Portugal encontra-se numa encruzilhada histórica. De um lado, uma economia que clama por mais trabalhadores. De outro, a incapacidade crónica de oferecer condições dignas a quem já cá está, muito menos aos que precisam de vir. Este paradoxo, evidente no setor da construção civil, no turismo, na agricultura e na sustentabilidade da Segurança Social, ameaça comprometer tanto o desenvolvimento económico como a coesão social do país.
O caso da habitação é paradigmático. Com 26 mil casas prometidas pelo Plano de Recuperação e Resiliência até 2026, o prazo é apertado e os recursos são insuficientes. Faltam 80 mil trabalhadores na construção civil, o que põe em risco não apenas as metas do PRR, mas também projetos estruturantes como o TGV ou o novo aeroporto.
A solução apontada parece óbvia: reforçar a imigração. Contudo, será justo atrair milhares de pessoas para um país onde o custo da habitação já é proibitivo para tantos? Onde as rendas consomem uma fatia desproporcional dos rendimentos, e onde a precariedade laboral e os baixos salários tornam difícil a integração dos próprios cidadãos?
No turismo, que representa 17% do PIB nacional, um setor fundamental para o crescimento to da economia portuguesa, o cenário é idêntico. Apenas em 2023, 120 mil imigrantes trabalhavam na hotelaria e restauração, mas isso não foi suficiente. As empresas lutam para preencher vagas e, por vezes, são forçadas a reduzir horários ou até fechar portas.
Já a agricultura, por sua vez, enfrenta desafios semelhantes. A cada colheita sazonal, só com o recurso a milhares de trabalhadores, na sua maioria imigrantes, é possível garantir parte do abastecimento alimentar do país.
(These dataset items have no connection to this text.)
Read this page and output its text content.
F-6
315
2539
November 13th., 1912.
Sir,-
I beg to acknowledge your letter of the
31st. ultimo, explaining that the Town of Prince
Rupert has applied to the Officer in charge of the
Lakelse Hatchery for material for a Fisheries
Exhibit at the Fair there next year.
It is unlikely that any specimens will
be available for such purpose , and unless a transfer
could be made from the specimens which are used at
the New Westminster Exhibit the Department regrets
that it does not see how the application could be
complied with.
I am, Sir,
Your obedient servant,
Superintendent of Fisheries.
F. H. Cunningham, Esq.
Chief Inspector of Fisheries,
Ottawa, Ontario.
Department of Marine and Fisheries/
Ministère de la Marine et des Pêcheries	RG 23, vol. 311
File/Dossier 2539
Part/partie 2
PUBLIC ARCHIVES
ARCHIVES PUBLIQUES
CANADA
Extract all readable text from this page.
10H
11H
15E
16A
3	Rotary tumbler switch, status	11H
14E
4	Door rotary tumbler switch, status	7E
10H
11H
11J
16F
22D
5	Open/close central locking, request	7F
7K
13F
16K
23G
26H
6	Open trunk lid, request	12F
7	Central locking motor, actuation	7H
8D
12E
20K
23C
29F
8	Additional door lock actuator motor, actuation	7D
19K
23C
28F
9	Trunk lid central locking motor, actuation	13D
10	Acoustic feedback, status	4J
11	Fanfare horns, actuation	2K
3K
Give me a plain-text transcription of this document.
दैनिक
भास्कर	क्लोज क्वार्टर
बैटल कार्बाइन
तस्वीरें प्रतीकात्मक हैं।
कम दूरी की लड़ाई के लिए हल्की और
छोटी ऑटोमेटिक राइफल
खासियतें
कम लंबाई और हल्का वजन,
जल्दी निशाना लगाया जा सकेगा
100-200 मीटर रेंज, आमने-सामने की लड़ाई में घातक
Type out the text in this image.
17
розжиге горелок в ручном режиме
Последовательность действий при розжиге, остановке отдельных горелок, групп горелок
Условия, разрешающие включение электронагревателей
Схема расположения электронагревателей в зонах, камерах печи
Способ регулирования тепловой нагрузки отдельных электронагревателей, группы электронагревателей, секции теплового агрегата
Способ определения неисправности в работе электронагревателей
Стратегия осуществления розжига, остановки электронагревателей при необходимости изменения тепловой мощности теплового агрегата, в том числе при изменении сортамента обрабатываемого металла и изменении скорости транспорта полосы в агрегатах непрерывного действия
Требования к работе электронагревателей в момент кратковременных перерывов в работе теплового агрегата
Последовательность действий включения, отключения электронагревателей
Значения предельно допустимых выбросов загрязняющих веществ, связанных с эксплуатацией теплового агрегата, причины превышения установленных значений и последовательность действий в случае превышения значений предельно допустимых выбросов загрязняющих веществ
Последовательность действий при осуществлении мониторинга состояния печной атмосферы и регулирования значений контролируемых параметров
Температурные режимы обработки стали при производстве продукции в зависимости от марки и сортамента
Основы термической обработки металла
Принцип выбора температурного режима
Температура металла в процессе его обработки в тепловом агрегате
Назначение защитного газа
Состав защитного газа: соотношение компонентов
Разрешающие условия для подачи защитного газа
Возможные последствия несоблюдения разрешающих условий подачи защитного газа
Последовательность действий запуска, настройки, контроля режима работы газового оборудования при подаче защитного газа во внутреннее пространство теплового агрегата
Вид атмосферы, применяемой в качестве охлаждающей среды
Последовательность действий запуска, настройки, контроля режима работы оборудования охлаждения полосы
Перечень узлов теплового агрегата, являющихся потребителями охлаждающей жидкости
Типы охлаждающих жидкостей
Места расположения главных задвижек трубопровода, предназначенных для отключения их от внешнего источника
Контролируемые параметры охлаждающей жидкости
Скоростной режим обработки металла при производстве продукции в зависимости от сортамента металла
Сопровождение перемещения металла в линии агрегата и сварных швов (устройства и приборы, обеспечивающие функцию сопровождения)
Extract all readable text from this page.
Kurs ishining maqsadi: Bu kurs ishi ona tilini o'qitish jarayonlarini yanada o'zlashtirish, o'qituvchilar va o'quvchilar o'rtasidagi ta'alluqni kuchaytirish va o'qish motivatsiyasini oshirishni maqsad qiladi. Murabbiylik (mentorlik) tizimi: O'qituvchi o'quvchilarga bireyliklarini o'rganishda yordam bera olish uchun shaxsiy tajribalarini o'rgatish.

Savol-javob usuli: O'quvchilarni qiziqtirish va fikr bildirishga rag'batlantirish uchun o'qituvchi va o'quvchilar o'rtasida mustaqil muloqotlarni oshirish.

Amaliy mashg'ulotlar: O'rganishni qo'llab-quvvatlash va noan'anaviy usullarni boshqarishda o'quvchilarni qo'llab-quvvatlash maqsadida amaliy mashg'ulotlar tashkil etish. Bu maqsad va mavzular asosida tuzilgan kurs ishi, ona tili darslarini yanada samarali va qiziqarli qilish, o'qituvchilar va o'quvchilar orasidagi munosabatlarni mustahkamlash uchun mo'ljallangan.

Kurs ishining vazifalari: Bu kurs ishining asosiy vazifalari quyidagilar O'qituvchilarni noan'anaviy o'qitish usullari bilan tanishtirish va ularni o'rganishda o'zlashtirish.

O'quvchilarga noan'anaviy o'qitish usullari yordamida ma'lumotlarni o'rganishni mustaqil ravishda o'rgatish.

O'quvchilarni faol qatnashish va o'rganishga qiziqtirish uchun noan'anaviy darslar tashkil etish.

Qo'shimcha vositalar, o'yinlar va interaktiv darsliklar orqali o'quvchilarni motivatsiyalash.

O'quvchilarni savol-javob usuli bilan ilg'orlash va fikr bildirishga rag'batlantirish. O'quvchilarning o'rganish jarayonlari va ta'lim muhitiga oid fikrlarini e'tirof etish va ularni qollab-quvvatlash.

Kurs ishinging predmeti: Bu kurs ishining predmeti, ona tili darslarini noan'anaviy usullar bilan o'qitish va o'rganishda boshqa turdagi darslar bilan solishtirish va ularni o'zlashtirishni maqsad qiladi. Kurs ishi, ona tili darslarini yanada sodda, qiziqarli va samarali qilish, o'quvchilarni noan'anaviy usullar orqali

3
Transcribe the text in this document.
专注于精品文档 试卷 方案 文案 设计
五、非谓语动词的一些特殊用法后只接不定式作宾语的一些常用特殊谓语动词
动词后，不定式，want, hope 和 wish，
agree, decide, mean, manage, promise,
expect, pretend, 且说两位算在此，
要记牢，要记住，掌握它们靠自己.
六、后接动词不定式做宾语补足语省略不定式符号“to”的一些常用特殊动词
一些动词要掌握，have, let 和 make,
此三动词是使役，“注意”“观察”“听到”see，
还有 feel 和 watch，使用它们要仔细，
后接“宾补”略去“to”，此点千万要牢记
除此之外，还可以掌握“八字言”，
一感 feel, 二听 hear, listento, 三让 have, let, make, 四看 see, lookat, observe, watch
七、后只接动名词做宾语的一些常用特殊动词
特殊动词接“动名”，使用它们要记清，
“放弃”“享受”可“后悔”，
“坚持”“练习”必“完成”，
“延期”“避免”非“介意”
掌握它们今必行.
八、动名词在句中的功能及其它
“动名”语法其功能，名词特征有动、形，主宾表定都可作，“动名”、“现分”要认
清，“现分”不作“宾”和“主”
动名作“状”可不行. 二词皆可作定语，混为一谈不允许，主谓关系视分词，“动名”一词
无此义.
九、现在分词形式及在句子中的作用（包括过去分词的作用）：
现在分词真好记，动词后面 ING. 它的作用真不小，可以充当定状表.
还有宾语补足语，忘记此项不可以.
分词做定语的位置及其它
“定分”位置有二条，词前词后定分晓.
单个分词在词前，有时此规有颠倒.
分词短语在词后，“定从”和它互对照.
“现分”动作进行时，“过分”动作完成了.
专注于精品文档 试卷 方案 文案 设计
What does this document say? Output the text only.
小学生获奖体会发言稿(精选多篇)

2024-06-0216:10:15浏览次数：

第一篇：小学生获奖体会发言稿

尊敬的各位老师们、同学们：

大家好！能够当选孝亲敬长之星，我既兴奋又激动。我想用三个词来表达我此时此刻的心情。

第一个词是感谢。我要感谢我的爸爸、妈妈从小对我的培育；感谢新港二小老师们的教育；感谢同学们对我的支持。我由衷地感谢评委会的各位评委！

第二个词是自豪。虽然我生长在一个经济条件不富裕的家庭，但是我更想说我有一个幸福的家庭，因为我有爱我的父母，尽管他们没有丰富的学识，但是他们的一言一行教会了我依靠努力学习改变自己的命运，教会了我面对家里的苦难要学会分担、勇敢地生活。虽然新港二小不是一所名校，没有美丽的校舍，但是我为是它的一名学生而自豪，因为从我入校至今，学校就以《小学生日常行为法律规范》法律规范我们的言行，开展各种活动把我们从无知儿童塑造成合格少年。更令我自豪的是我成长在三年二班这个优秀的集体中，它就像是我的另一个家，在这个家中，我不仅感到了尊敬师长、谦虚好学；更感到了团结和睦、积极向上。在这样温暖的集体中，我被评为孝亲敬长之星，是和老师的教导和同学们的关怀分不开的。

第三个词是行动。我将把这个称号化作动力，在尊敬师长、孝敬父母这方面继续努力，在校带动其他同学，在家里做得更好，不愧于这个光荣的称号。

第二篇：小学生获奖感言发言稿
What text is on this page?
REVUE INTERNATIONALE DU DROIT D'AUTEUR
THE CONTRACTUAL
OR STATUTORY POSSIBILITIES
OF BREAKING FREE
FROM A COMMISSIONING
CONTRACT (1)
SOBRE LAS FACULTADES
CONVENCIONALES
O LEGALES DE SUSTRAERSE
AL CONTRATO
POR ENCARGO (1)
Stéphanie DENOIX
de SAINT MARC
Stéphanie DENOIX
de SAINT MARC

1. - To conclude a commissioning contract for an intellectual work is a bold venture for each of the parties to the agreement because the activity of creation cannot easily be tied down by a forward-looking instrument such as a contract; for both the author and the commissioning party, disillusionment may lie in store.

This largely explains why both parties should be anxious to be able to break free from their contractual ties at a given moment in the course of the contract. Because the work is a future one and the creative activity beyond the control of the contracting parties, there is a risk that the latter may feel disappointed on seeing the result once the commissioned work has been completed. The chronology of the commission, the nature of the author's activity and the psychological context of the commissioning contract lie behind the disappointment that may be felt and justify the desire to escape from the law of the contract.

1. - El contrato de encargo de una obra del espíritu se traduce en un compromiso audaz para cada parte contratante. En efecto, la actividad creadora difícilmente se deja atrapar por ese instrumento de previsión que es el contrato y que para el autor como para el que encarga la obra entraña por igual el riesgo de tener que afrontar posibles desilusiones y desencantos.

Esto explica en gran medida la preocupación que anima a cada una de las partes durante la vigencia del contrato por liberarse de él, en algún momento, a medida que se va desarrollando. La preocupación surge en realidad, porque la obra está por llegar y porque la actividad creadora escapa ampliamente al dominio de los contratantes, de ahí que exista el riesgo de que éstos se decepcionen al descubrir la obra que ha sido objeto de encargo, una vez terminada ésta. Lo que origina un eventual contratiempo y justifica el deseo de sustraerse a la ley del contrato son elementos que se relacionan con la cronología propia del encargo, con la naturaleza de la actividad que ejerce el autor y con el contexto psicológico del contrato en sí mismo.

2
Depois, a Segurança Social é um tema inescapável neste debate. Com um 1,42 filhos por mulher, longe dos 2,1 necessários para a substituição de gerações, Portugal enfrenta uma crise demográfica que põe em causa as pensões futuras. Em 2022, os imigrantes contribuíram com mais de 1,85 mil milhões de euros para a Segurança Social, com um saldo positivo de 1,60 mil milhões. Apesar disso, este quadro ainda está longe de resolver o problema. Para equilibrar o sistema, segundo um estudo da Faculdade de Economia do Porto, seriam necessários 138 mil novos imigrantes todos os anos até 2033,
Ainda assim, a questão da imigração vai muito para além dos números. Há um impacto social e humano que não pode ser ignorado. Um país que depende de imigrantes para prosperar deve oferecer-lhes não só oportunidades de trabalho, mas também condições de vida dignas, acesso a habitação a preços justos, saúde, educação e integração.
A atual situação é uma quadratura do círculo. Portugal precisa de mais população ativa imigrante para crescer e assegurar a sua sustentabilidade futura, mas, ao mesmo tempo, não tem capacidade para os acolher. O que está em jogo não é apenas o crescimento económico, mas também a forma como queremos moldar Portugal. Queremos um país inclusivo e próspero ou desigual e insustentável?
É urgente um debate nacional sério sobre a imigração e o papel que ela pode desempenhar na construção de um Portugal mais forte. Mais do que números e metas, é necessário um compromisso com a dignidade humana, sem a qual qualquer progresso será sempre ilusório.